Invariance And Computer Vision

By Will Parker on September 15, 2008 in News

In work that could lead to much-improved computer vision systems, Massachusetts Institute of Technology (MIT) neuroscientists have tricked the visual cortex into confusing one object with another, thereby demonstrating that time teaches us how to recognize objects.

Because an object such as a cat can produce innumerable different impressions on the retina – depending on the direction of gaze, angle of view, distance and so forth – our eyes never see the same image twice. Yet our perception of the cat remains stable, an attribute of our visual system known as “invariance.”

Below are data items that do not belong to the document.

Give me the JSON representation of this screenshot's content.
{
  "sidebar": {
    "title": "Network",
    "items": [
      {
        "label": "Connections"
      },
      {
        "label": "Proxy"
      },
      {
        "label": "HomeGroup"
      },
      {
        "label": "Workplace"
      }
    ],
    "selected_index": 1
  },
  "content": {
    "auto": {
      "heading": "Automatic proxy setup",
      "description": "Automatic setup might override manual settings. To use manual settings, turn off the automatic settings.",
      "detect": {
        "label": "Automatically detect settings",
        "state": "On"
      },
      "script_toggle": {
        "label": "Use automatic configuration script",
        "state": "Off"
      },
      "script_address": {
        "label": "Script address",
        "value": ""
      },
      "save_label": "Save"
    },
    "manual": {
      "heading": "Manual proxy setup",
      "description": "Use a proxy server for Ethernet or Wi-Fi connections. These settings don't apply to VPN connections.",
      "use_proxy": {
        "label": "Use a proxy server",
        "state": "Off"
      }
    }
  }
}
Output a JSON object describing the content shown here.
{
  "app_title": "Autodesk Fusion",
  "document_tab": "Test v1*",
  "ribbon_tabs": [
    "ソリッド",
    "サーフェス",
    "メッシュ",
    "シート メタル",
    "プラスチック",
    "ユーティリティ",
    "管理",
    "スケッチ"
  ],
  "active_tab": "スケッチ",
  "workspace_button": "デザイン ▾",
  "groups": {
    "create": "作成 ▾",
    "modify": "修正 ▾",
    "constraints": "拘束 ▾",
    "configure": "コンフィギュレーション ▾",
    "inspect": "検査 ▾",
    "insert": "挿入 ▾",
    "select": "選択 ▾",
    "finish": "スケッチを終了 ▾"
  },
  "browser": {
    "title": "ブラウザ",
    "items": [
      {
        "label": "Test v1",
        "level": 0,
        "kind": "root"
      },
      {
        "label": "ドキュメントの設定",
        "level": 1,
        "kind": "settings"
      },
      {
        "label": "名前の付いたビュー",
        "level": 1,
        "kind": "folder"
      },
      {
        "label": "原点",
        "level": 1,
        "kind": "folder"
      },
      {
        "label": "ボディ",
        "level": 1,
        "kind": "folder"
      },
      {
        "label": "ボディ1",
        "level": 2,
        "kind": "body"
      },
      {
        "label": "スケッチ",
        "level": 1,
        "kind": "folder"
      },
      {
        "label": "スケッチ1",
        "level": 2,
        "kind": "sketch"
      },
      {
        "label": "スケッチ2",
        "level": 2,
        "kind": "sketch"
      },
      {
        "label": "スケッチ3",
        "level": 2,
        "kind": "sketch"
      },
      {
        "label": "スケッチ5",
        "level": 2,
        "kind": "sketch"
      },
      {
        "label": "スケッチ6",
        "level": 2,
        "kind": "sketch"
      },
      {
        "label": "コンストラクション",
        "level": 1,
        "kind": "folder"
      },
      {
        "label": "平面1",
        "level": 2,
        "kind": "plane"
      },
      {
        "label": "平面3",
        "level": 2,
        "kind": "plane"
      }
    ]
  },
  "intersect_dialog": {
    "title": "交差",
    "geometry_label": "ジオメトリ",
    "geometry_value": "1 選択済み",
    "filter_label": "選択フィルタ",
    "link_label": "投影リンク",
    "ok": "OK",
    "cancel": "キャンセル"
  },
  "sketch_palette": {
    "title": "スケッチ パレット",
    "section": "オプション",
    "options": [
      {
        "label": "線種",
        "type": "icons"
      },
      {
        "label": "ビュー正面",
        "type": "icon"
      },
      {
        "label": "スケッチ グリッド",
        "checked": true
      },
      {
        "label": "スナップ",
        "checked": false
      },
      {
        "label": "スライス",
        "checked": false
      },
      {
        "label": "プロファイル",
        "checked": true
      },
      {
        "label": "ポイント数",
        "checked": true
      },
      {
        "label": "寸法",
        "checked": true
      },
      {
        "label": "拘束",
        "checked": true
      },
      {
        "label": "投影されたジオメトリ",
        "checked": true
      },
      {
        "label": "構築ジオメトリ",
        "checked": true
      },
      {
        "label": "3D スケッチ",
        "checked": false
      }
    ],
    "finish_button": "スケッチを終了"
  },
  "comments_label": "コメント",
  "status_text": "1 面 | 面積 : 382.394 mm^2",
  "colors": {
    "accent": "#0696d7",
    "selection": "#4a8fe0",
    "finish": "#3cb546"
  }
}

“This invariance is fundamental to our ability to recognize objects – it feels effortless, but it is a central challenge for computational neuroscience,” explained James DiCarlo, the senior author of the new study. “We want to understand how our brains acquire invariance and how we might incorporate it into computer vision systems.”

One hypothesis is that our eyes tend to move rapidly (about three times per second), whereas physical objects usually change more slowly. Therefore, differing patterns of activity in rapid succession often reflect different images of the same object. Could the brain take advantage of this simple rule of thumb to learn object invariance?

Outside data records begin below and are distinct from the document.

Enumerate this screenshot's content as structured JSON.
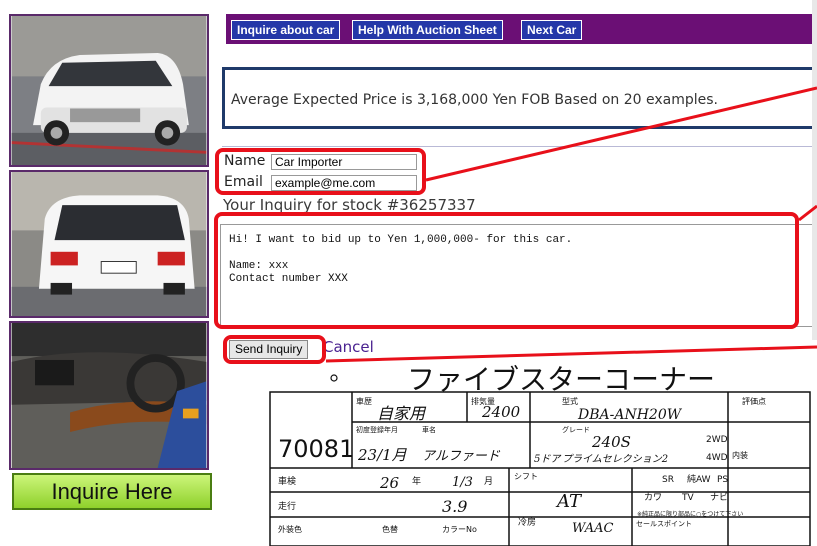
{
  "nav": {
    "inquire": "Inquire about car",
    "help": "Help With Auction Sheet",
    "next": "Next Car"
  },
  "price": {
    "text": "Average Expected Price is 3,168,000 Yen FOB Based on 20 examples."
  },
  "form": {
    "name_label": "Name",
    "name_value": "Car Importer",
    "email_label": "Email",
    "email_value": "example@me.com",
    "stock_line": "Your Inquiry for stock #36257337",
    "message": "Hi! I want to bid up to Yen 1,000,000- for this car.\n\nName: xxx\nContact number XXX",
    "send_label": "Send Inquiry",
    "cancel_label": "Cancel"
  },
  "sidebar": {
    "inquire_here": "Inquire Here"
  },
  "sheet": {
    "title": "ファイブスターコーナー",
    "lot": "70081",
    "small_labels": [
      "車歴",
      "排気量",
      "型式",
      "評価点",
      "初度登録年月",
      "車名",
      "グレード",
      "車検",
      "年",
      "月",
      "シフト",
      "走行",
      "冷房",
      "外装色",
      "色替",
      "カラーNo",
      "セールスポイント",
      "内装"
    ],
    "handwritten": [
      "自家用",
      "2400",
      "DBA-ANH20W",
      "23/1月",
      "アルファード",
      "240S",
      "5ドア",
      "プライムセレクション2",
      "26",
      "1/3",
      "3.9",
      "AT",
      "WAAC"
    ],
    "equipment": [
      "カワ",
      "TV",
      "ナビ",
      "SR",
      "純AW",
      "PS",
      "2WD",
      "4WD"
    ],
    "note": "※純正品に限り部品に○をつけて下さい"
  },
  "colors": {
    "nav_bar": "#6b0f75",
    "nav_button": "#2437a8",
    "price_border": "#1f3a6a",
    "highlight": "#e8101a",
    "inquire_green": "#8fd12b"
  }
}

In previous work, DiCarlo tested this “temporal contiguity” idea in humans by creating an altered visual world in which the normal rule did not apply. An object would appear in peripheral vision, but as the eyes moved to examine it, the object would be swapped for a different object. Although the subjects did not perceive the change, they soon began to confuse the two objects, consistent with the temporal contiguity hypothesis.

In the new study, DiCarlo had monkeys watch a similarly altered world while recording from neurons in the inferior temporal (IT) cortex – a high-level visual brain area where object invariance is thought to arise. IT neurons “prefer” certain objects and respond to them regardless of where they appear within the visual field.

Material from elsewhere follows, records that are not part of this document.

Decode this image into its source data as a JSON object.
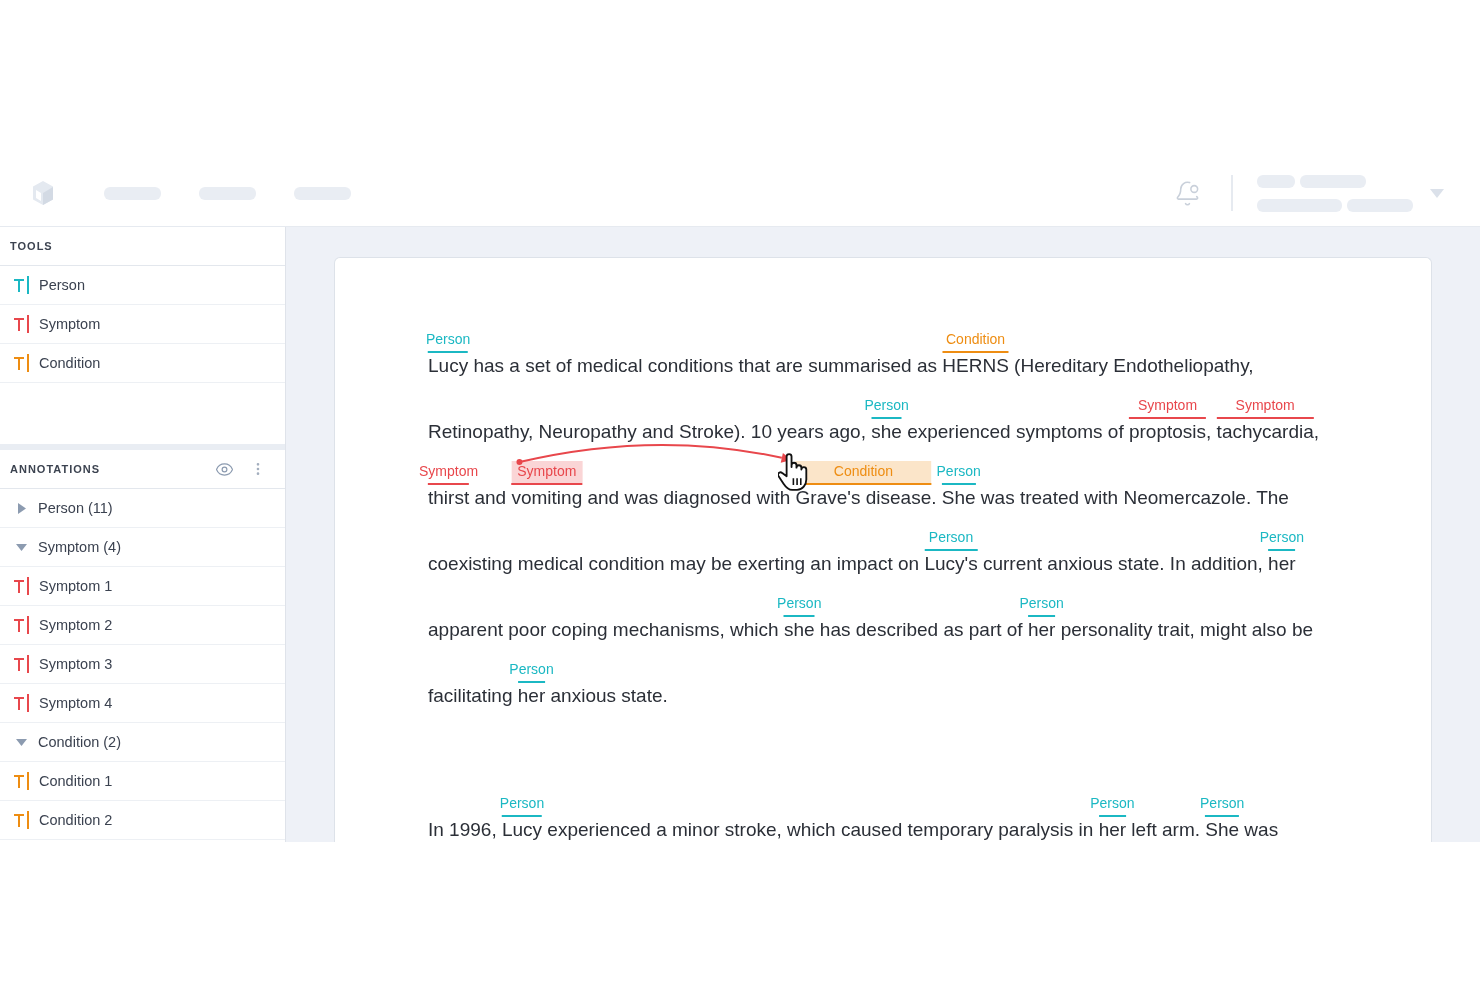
{
  "sidebar": {
    "tools": {
      "title": "TOOLS",
      "items": [
        {
          "label": "Person",
          "color": "#1bb8c3"
        },
        {
          "label": "Symptom",
          "color": "#e8474c"
        },
        {
          "label": "Condition",
          "color": "#ee8d12"
        }
      ]
    },
    "annotations": {
      "title": "ANNOTATIONS",
      "groups": [
        {
          "label": "Person (11)",
          "expanded": false
        },
        {
          "label": "Symptom (4)",
          "expanded": true,
          "children": [
            {
              "label": "Symptom 1",
              "color": "#e8474c"
            },
            {
              "label": "Symptom 2",
              "color": "#e8474c"
            },
            {
              "label": "Symptom 3",
              "color": "#e8474c"
            },
            {
              "label": "Symptom 4",
              "color": "#e8474c"
            }
          ]
        },
        {
          "label": "Condition (2)",
          "expanded": true,
          "children": [
            {
              "label": "Condition 1",
              "color": "#ee8d12"
            },
            {
              "label": "Condition 2",
              "color": "#ee8d12"
            }
          ]
        }
      ]
    }
  },
  "document": {
    "paragraphs": [
      {
        "lines": [
          {
            "segments": [
              {
                "text": "Lucy",
                "annotation": {
                  "label": "Person",
                  "color": "#1bb8c3",
                  "selected": false
                }
              },
              {
                "text": " has a set of medical conditions that are summarised as "
              },
              {
                "text": "HERNS",
                "annotation": {
                  "label": "Condition",
                  "color": "#ee8d12",
                  "selected": false
                }
              },
              {
                "text": " (Hereditary Endotheliopathy,"
              }
            ]
          },
          {
            "segments": [
              {
                "text": "Retinopathy, Neuropathy and Stroke). 10 years ago, "
              },
              {
                "text": "she",
                "annotation": {
                  "label": "Person",
                  "color": "#1bb8c3",
                  "selected": false
                }
              },
              {
                "text": " experienced symptoms of "
              },
              {
                "text": "proptosis",
                "annotation": {
                  "label": "Symptom",
                  "color": "#e8474c",
                  "selected": false
                }
              },
              {
                "text": ", "
              },
              {
                "text": "tachycardia",
                "annotation": {
                  "label": "Symptom",
                  "color": "#e8474c",
                  "selected": false
                }
              },
              {
                "text": ","
              }
            ]
          },
          {
            "segments": [
              {
                "text": "thirst",
                "annotation": {
                  "label": "Symptom",
                  "color": "#e8474c",
                  "selected": false
                }
              },
              {
                "text": " and "
              },
              {
                "text": "vomiting",
                "annotation": {
                  "label": "Symptom",
                  "color": "#e8474c",
                  "selected": true
                }
              },
              {
                "text": " and was diagnosed with "
              },
              {
                "text": "Grave's disease",
                "annotation": {
                  "label": "Condition",
                  "color": "#ee8d12",
                  "selected": true
                }
              },
              {
                "text": ". "
              },
              {
                "text": "She",
                "annotation": {
                  "label": "Person",
                  "color": "#1bb8c3",
                  "selected": false
                }
              },
              {
                "text": " was treated with Neomercazole. The"
              }
            ]
          },
          {
            "segments": [
              {
                "text": "coexisting medical condition may be exerting an impact on "
              },
              {
                "text": "Lucy's",
                "annotation": {
                  "label": "Person",
                  "color": "#1bb8c3",
                  "selected": false
                }
              },
              {
                "text": " current anxious state. In addition, "
              },
              {
                "text": "her",
                "annotation": {
                  "label": "Person",
                  "color": "#1bb8c3",
                  "selected": false
                }
              }
            ]
          },
          {
            "segments": [
              {
                "text": "apparent poor coping mechanisms, which "
              },
              {
                "text": "she",
                "annotation": {
                  "label": "Person",
                  "color": "#1bb8c3",
                  "selected": false
                }
              },
              {
                "text": " has described as part of "
              },
              {
                "text": "her",
                "annotation": {
                  "label": "Person",
                  "color": "#1bb8c3",
                  "selected": false
                }
              },
              {
                "text": " personality trait, might also be"
              }
            ]
          },
          {
            "segments": [
              {
                "text": "facilitating "
              },
              {
                "text": "her",
                "annotation": {
                  "label": "Person",
                  "color": "#1bb8c3",
                  "selected": false
                }
              },
              {
                "text": " anxious state."
              }
            ]
          }
        ]
      },
      {
        "lines": [
          {
            "segments": [
              {
                "text": "In 1996, "
              },
              {
                "text": "Lucy",
                "annotation": {
                  "label": "Person",
                  "color": "#1bb8c3",
                  "selected": false
                }
              },
              {
                "text": " experienced a minor stroke, which caused temporary paralysis in "
              },
              {
                "text": "her",
                "annotation": {
                  "label": "Person",
                  "color": "#1bb8c3",
                  "selected": false
                }
              },
              {
                "text": " left arm. "
              },
              {
                "text": "She",
                "annotation": {
                  "label": "Person",
                  "color": "#1bb8c3",
                  "selected": false
                }
              },
              {
                "text": " was"
              }
            ]
          }
        ]
      }
    ]
  }
}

“We first identified an object that an IT neuron preferred, such as a sailboat, and another, less preferred object, maybe a teacup,” co-researcher Nuo Li explained. “When we presented objects at different locations in the monkey’s peripheral vision, they would naturally move their eyes there. One location was a swap location. If a sailboat appeared there, it suddenly became a teacup by the time the eyes moved there. But a sailboat appearing in other locations remained unchanged.”

After the monkeys spent time in this altered world, their IT neurons became confused, just like the previous human subjects. The sailboat neuron, for example, still preferred sailboats at all locations – except at the swap location, where it learned to prefer teacups. The longer the manipulation, the greater the confusion, exactly as predicted by the temporal contiguity hypothesis.

Importantly, just as human infants can learn to see without adult supervision, the monkeys received no feedback from the researchers. Instead, the changes in their brain occurred spontaneously as the monkeys looked freely around the computer screen. “We were surprised by the strength of this neuronal learning, especially after only one or two hours of exposure,” DiCarlo told the journal Science. “Even in adulthood, it seems that the object-recognition system is constantly being retrained by natural experience. Considering that a person makes about 100 million eye movements per year, this mechanism could be fundamental to how we recognize objects so easily.”